How I Ship React Native Faster with Ignite, Rails/Elixir, and Hetzner
Published on 8 December 2025
Today is unofficial React Native maintenance day, so I wrote down the stack that keeps me shipping features without burning a weekend. The short version: Infinite Red's Ignite template boots the mobile app in minutes, Rails or Elixir power the APIs, and Hetzner Cloud hosts everything without surprise bills.
The stack at a glance
- Front end: Ignite with Expo 53, React Native New Architecture enabled, and the bundled generators.
- Back end: Rails when I want batteries-included CRUD and Active Storage, Elixir/Phoenix when the feature needs soft-real-time channels or heavy concurrency.
- Hosting: Hetzner Cloud CX/CPX instances, the same foundation I described in my Kamal + Hetzner guide.
- Tooling: Ignite Cookbook recipes plus Bun for quick scripts, Solid Queue or Oban for background jobs, and Kamal for the Rails deploy path.
Ignite gives me week-one velocity
Ignite has shipped 270+ versions since 2016, so it's truly a real product not a weekend template. The latest release brings:
- Expo-first workflow: Expo 53 plus Expo Router let me stay in TypeScript until I absolutely need native modules.
- New Architecture on by default: I don’t have to toggle Fabric manually; Ignite’s config handles it.
- Curated libraries: The boilerplate already includes high-quality navigation, theming, and testing tools vetted by the Infinite Red team.
- Cookbook recipes: When I need a working example (push notifications, auth flows, file uploads), I grab a snippet from the Ignite Cookbook and trust it’s up to date.
Rails or Elixir depending on the flavor of the backend
Ignite’s data layer stays thin, so I lean on whichever backend matches the problem:
Rails for CRUD-heavy products
- The JSON:API-compliant controllers live in the same repo as Active Admin dashboards.
- SQLite or Postgres depending on the scale; Kamal deploys the API to Hetzner as I outlined in my 2026 Rails stack post.
- Hotwire + Stimulus handle web clients, while the mobile app talks to versioned REST endpoints.
Elixir/Phoenix for real-time systems
- Phoenix LiveView doubles as an admin console, but the React Native app uses Phoenix channels for streaming data.
- Oban runs background workloads, and I expose GraphQL endpoints via Absinthe when the mobile app needs granular data fetching.
Both backends share a simple api.<project> convention, so Ignite’s .env stays consistent between projects.
Hetzner keeps costs chill without slowing down
Every service lands on Hetzner Cloud:
- Backend VMs: CPX21 for Rails APIs, CPX31 for Elixir/Phoenix when I need more CPU headroom.
- Databases: Managed Postgres or attached volumes for SQLite depending on the app.
- Networking: Free firewalls, private networks, and IPv6 out of the box-perfect for Kamal deploys.
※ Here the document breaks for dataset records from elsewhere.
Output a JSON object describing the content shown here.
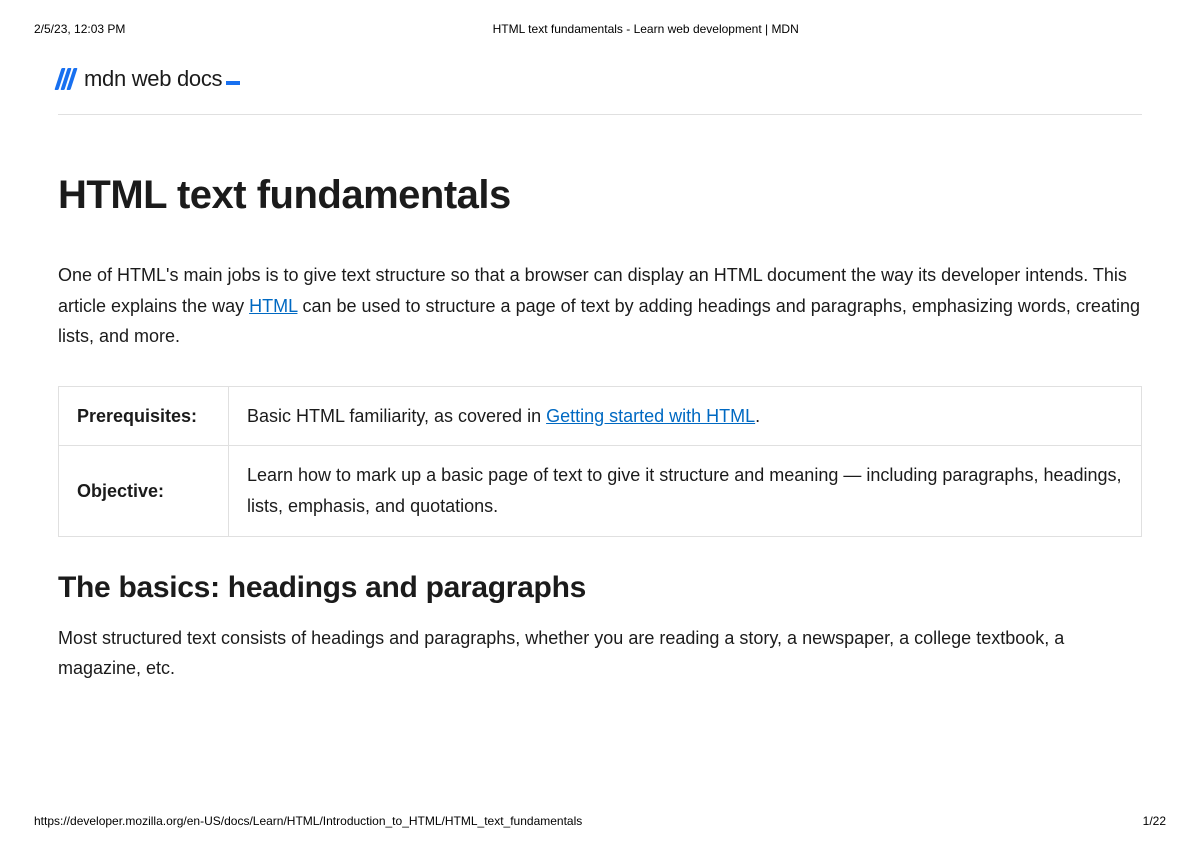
{
  "print": {
    "timestamp": "2/5/23, 12:03 PM",
    "doc_title": "HTML text fundamentals - Learn web development | MDN",
    "url": "https://developer.mozilla.org/en-US/docs/Learn/HTML/Introduction_to_HTML/HTML_text_fundamentals",
    "page_indicator": "1/22"
  },
  "logo": {
    "text": "mdn web docs"
  },
  "article": {
    "title": "HTML text fundamentals",
    "intro_before_link": "One of HTML's main jobs is to give text structure so that a browser can display an HTML document the way its developer intends. This article explains the way ",
    "intro_link": "HTML",
    "intro_after_link": " can be used to structure a page of text by adding headings and paragraphs, emphasizing words, creating lists, and more.",
    "prereq_label": "Prerequisites:",
    "prereq_before_link": "Basic HTML familiarity, as covered in ",
    "prereq_link": "Getting started with HTML",
    "prereq_after_link": ".",
    "objective_label": "Objective:",
    "objective_text": "Learn how to mark up a basic page of text to give it structure and meaning — including paragraphs, headings, lists, emphasis, and quotations.",
    "section_heading": "The basics: headings and paragraphs",
    "section_body": "Most structured text consists of headings and paragraphs, whether you are reading a story, a newspaper, a college textbook, a magazine, etc."
  }
}
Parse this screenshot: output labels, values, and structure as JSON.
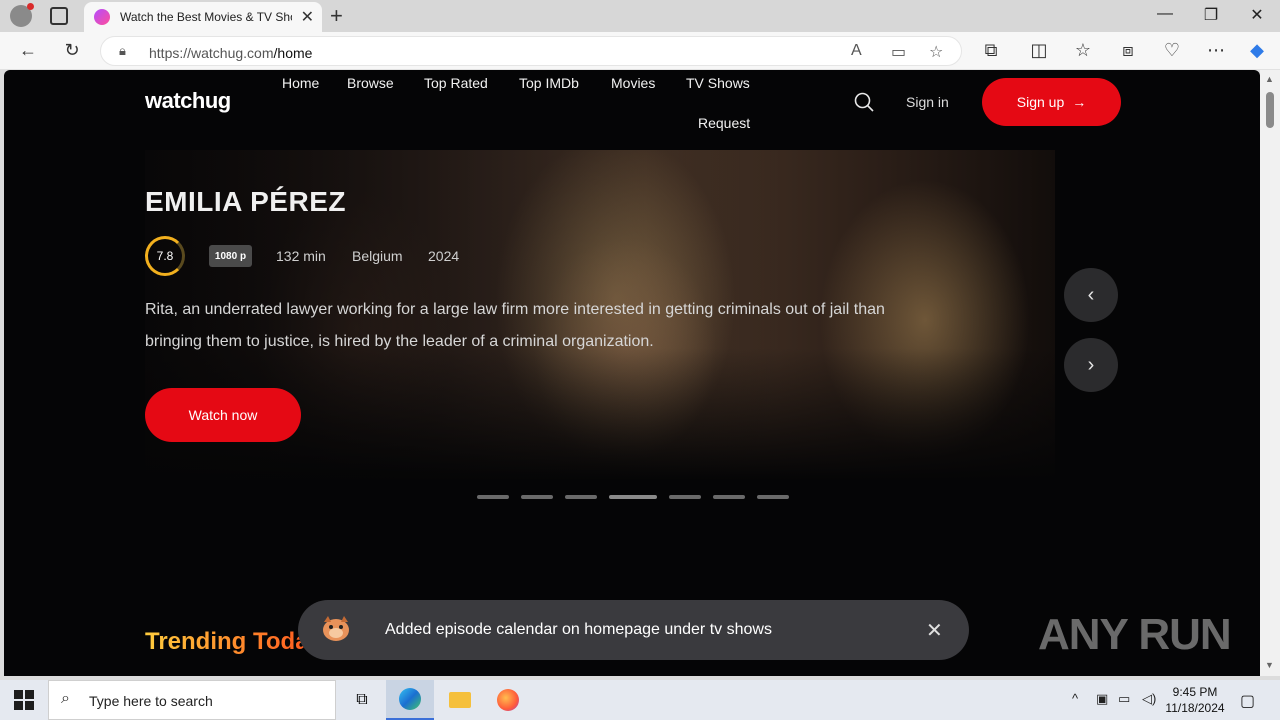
{
  "browser": {
    "tab_title": "Watch the Best Movies & TV Sho",
    "url_host": "https://watchug.com",
    "url_path": "/home"
  },
  "site": {
    "logo": "watchug",
    "nav": [
      "Home",
      "Browse",
      "Top Rated",
      "Top IMDb",
      "Movies",
      "TV Shows",
      "Request"
    ],
    "sign_in": "Sign in",
    "sign_up": "Sign up"
  },
  "hero": {
    "title": "EMILIA PÉREZ",
    "rating": "7.8",
    "quality": "1080 p",
    "duration": "132 min",
    "country": "Belgium",
    "year": "2024",
    "description": "Rita, an underrated lawyer working for a large law firm more interested in getting criminals out of jail than bringing them to justice, is hired by the leader of a criminal organization.",
    "watch_label": "Watch now",
    "slide_count": 7
  },
  "section": {
    "trending": "Trending Toda"
  },
  "toast": {
    "message": "Added episode calendar on homepage under tv shows"
  },
  "watermark": {
    "text": "ANY RUN"
  },
  "taskbar": {
    "search_placeholder": "Type here to search",
    "time": "9:45 PM",
    "date": "11/18/2024"
  },
  "colors": {
    "accent": "#e50914",
    "rating_ring": "#f2b01e",
    "toast_bg": "#3a3a3e"
  }
}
- Monitoring: I let Kamal health checks guard the API, while Ignite’s Expo updates keep the client side fresh.
Once Kamal finishes a rollout, I trigger EAS Update or the App Store workflows knowing the backend is already warm.
My Ignite quickstart checklist
npx ignite-cli new studio-mobile \
--expo \
--bundle com.apb.studio
cd studio-mobile
bun install
# Generate the navigation + feature screens I need
npx ignite-cli g screen sessions/ListSessions
npx ignite-cli g model Session
- The generators scaffold tests, storybooks, and hooks in one go.
- I point
.envto the domain.
Lessons learned (so far)
- Keep Ignite updated: Each point release of Ignite usually includes Expo and React Native patches, so I schedule a monthly dependency sweep.
- Don’t mix state managers prematurely: Ignite ships with sensible defaults; I add Zustand or MobX only when a feature needs it.